Viilor

3/5

Delimitation

Străzile Teodor Dragu, Gheorghe Popescu, Scarlat Ottulescu, Alexandru Antoniu Ion Băiulescu, Soldat Constantin Mănescu, soldat. C. Dumitru Botez, soldat mecanic Constantin Anastasiu, soldat mecanic Pandele Roșca, Iuliu Gall, N. Galea

Architects

Constantin Pomponiu, Maria Cottescu

Construction

1927-1929, 1948

Present

Archive

The Viilor lotissement was built by C.F.R. for its employees between 1927 and 1929 and is one of the finest examples from an esthetic standpoint

Approval Chronology

In 1922, the Labor house bought a plot of land at the intersection of Viilor road and Pieptănari boulevard and, in 1925, appointed architects Constantin Pomponiu and Maria Cottescu to start drawing up the plans. Pomponiu, specialized in the Neo-Romanian style, was concerned at the time with some more important projects such as the Unirii Cathedral from Cluj and the Mărășești Mausoleum. That is why many of the plans for the houses in Viilor were signed by Maria Cottescu, one of the first female architects in Romania. The architect worked a long period of time for C.F.R., she even designed a series of buildings from the Grivița Workshops and ended up in the history book of architecture through a series of post-war projects including the hotel from Altitude 1400 in Sinaia.
Work  on the lotissement begin in 1927 and is abruptly stopped in 1929 by the Great Crisis. Thus, 179 dwellings appear on the map of Bucharest as follows: 59 apartments grouped into 5 blocks (“pavilions”, as they are called) and 56 “villas” with 2-4 dwellings. The houses were rented for a year, the contract being subject to renewal according to the demands and needs of the tenants. These villas coupled two by two under the same roof (tile), had two storeys and were surrounded by large gardens. They presented a series of composition elements tributary to the Neo-Romanian style such as wooden pillars with floral ornaments, buttresses and traditional motifs on cornices.
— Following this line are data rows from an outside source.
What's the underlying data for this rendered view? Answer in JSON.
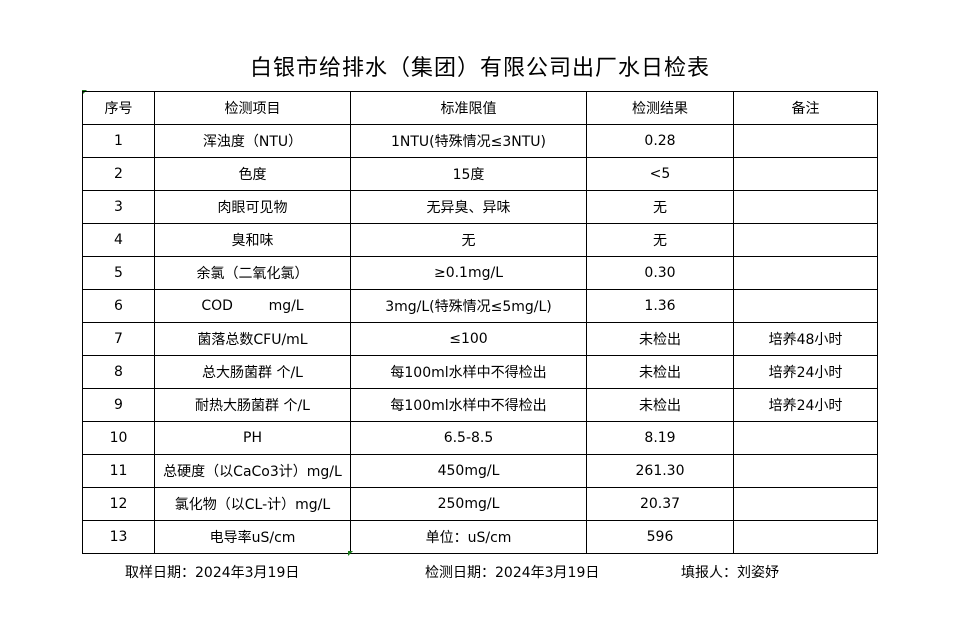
{
  "title": "白银市给排水（集团）有限公司出厂水日检表",
  "columns": [
    "序号",
    "检测项目",
    "标准限值",
    "检测结果",
    "备注"
  ],
  "rows": [
    {
      "no": "1",
      "item": "浑浊度（NTU）",
      "standard": "1NTU(特殊情况≤3NTU)",
      "result": "0.28",
      "note": ""
    },
    {
      "no": "2",
      "item": "色度",
      "standard": "15度",
      "result": "<5",
      "note": ""
    },
    {
      "no": "3",
      "item": "肉眼可见物",
      "standard": "无异臭、异味",
      "result": "无",
      "note": ""
    },
    {
      "no": "4",
      "item": "臭和味",
      "standard": "无",
      "result": "无",
      "note": ""
    },
    {
      "no": "5",
      "item": "余氯（二氧化氯）",
      "standard": "≥0.1mg/L",
      "result": "0.30",
      "note": ""
    },
    {
      "no": "6",
      "item": "COD        mg/L",
      "standard": "3mg/L(特殊情况≤5mg/L)",
      "result": "1.36",
      "note": ""
    },
    {
      "no": "7",
      "item": "菌落总数CFU/mL",
      "standard": "≤100",
      "result": "未检出",
      "note": "培养48小时"
    },
    {
      "no": "8",
      "item": "总大肠菌群 个/L",
      "standard": "每100ml水样中不得检出",
      "result": "未检出",
      "note": "培养24小时"
    },
    {
      "no": "9",
      "item": "耐热大肠菌群 个/L",
      "standard": "每100ml水样中不得检出",
      "result": "未检出",
      "note": "培养24小时"
    },
    {
      "no": "10",
      "item": "PH",
      "standard": "6.5-8.5",
      "result": "8.19",
      "note": ""
    },
    {
      "no": "11",
      "item": "总硬度（以CaCo3计）mg/L",
      "standard": "450mg/L",
      "result": "261.30",
      "note": ""
    },
    {
      "no": "12",
      "item": "氯化物（以CL-计）mg/L",
      "standard": "250mg/L",
      "result": "20.37",
      "note": ""
    },
    {
      "no": "13",
      "item": "电导率uS/cm",
      "standard": "单位：uS/cm",
      "result": "596",
      "note": ""
    }
  ],
  "footer": {
    "sample_date": "取样日期：2024年3月19日",
    "test_date": "检测日期：2024年3月19日",
    "reporter": "填报人：刘姿妤"
  }
}
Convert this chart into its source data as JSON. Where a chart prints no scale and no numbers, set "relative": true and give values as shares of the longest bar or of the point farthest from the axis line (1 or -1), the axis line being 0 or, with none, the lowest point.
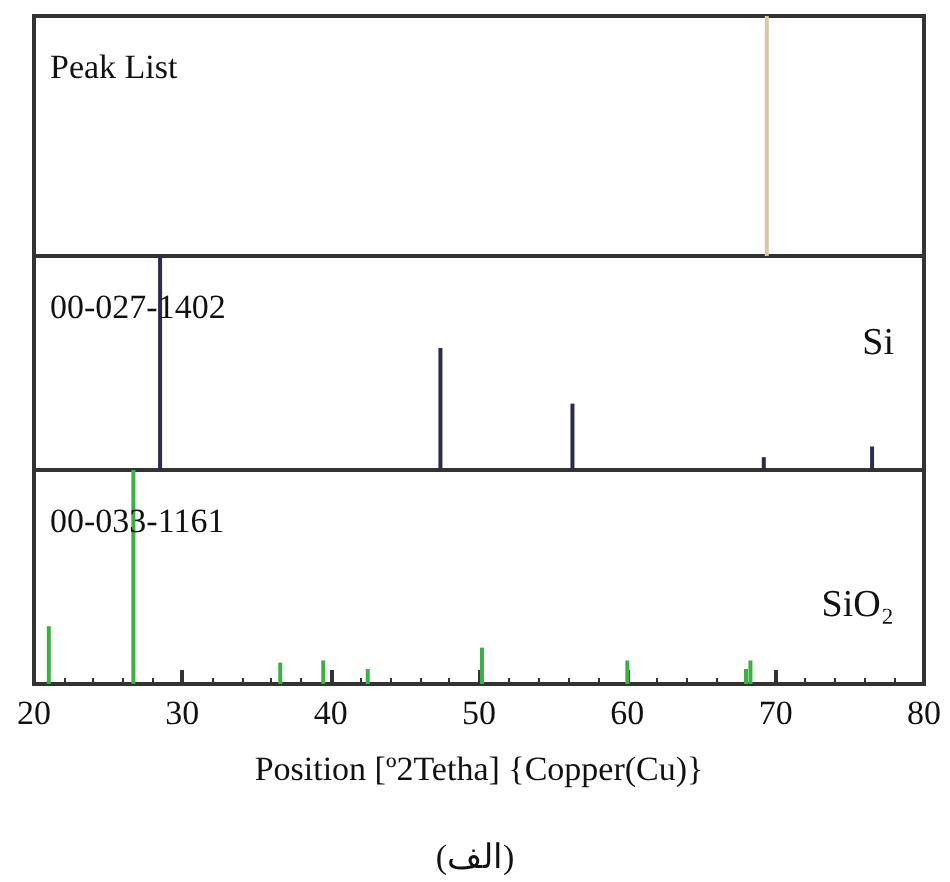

It is not clear why the house building efforts did not continue in the 1930s, it is certain however, from the report signed by the director of the CFR Labor House, sent to General Ion Antonescu in 1942, that “there are 120 more plots for future homes”, and the lotissement plans also indicate where they were to be built. Instead, in the center of the lotissement was built a school that today is called “Princess Margareta”.
After the war, when Dej’s Communist railway workers took over the country, C.F.R starts building again. Work begins in Grivița, the district most affected by bombings and, later, in Pieptănari, where architect Cristina Neagu designed three blocks in a complex style, combining certain elements of the neo-Romanian (stone facade), with classicist entrances. The CFR enterprise, led by engineers Costin Andoniu and Louis Zalman, raised these blocks in 8 months (in total, 72 apartments), between June 15, 1947 and February 15, 1948. Coincidentally, the next day, on February 16, they commemorated 15 years since the strike in Grivița.
The next step in finalizing the lotissement was based on HCM 758/1951, based on which the workers could obtain loans from the state and build housing based on plans made by the Projects Institute of the Ministry of Construction. The land was passed from C.F.R. to the People’s Council of the Capital (according to HCM no. 4015/1953) and, having already being equipped with the different utilities (asphalt sidewalks, cobblestone on the carriage side, water, sewerage, electricity), the constructions started to take shape on the plots with an area of ​​approximately 280 sqm, with a 14 m facade length a 20 m plot depth. On the Ion Băiulescu street a couple of two storey blocks were built, on Alexandru Antoniu nine buildings and on Constantin Atanasiu nine buildings as well, without any drastic changes from the plans devised by Pomponiu and Cotescu 25 years prior. The buildings on Atanasiu and Antoniu streets include four apartments, each with two rooms, bathroom and kitchen, each owner also retaining 148 sqm in the yard surrounding the villa. Their style is part of the “Stalinist” architecture, mainly due to the entrance arches and decorative elements, but these are delicately integrated into the existing fabric. The building efforts on the lotissement stopped in the early 1960s, when the authorities also built the four-storey blocks leading to the school.

Street names

The streets opened at the end of the 20’s received names of ceferists, and the political changes after 1945 did not affect this decision. Except for Gheorghe Popescu street, all still retain the same names. Initially, Gheorghe Popescu street was called Engineer Teodoru, an uninspired choice if we take into consideration that the street next to it was called Teodor Dragu, and a few hundred meters away, in the Fabrica de Chibrituri lotissement, there was a street called Engineer D. Teodoru. Therefore: Teodor Dragu (1848-1925) was a CFR engineer, one of the founders of the Polytechnic School, head of the workshop and rolling stock service of the CFR, Gheorghe Popescu was the head of the CFR maintenance service, Scarlat Ottulescu was, in 1899, the director of the Bridge Service and New Works, and Alexandru Antoniu one of the directors in the 1920s. Ion Băiulescu (1852-1911, from Brașov), a graduate with distinction from the Vienna Polytechnic School, was the most important collaborator of Anghel Saligny, taking an effective part in the design and execution of the Danube bridges. The others were deceased soldiers in the First World War (Soldier Constantin Mănescu, soldier. C. Dumitru Botez, mechanical soldier Constantin Anastasiu, mechanical soldier Pandele Roșca), as for Iuliu Gall and N. Galea we have no information at this time.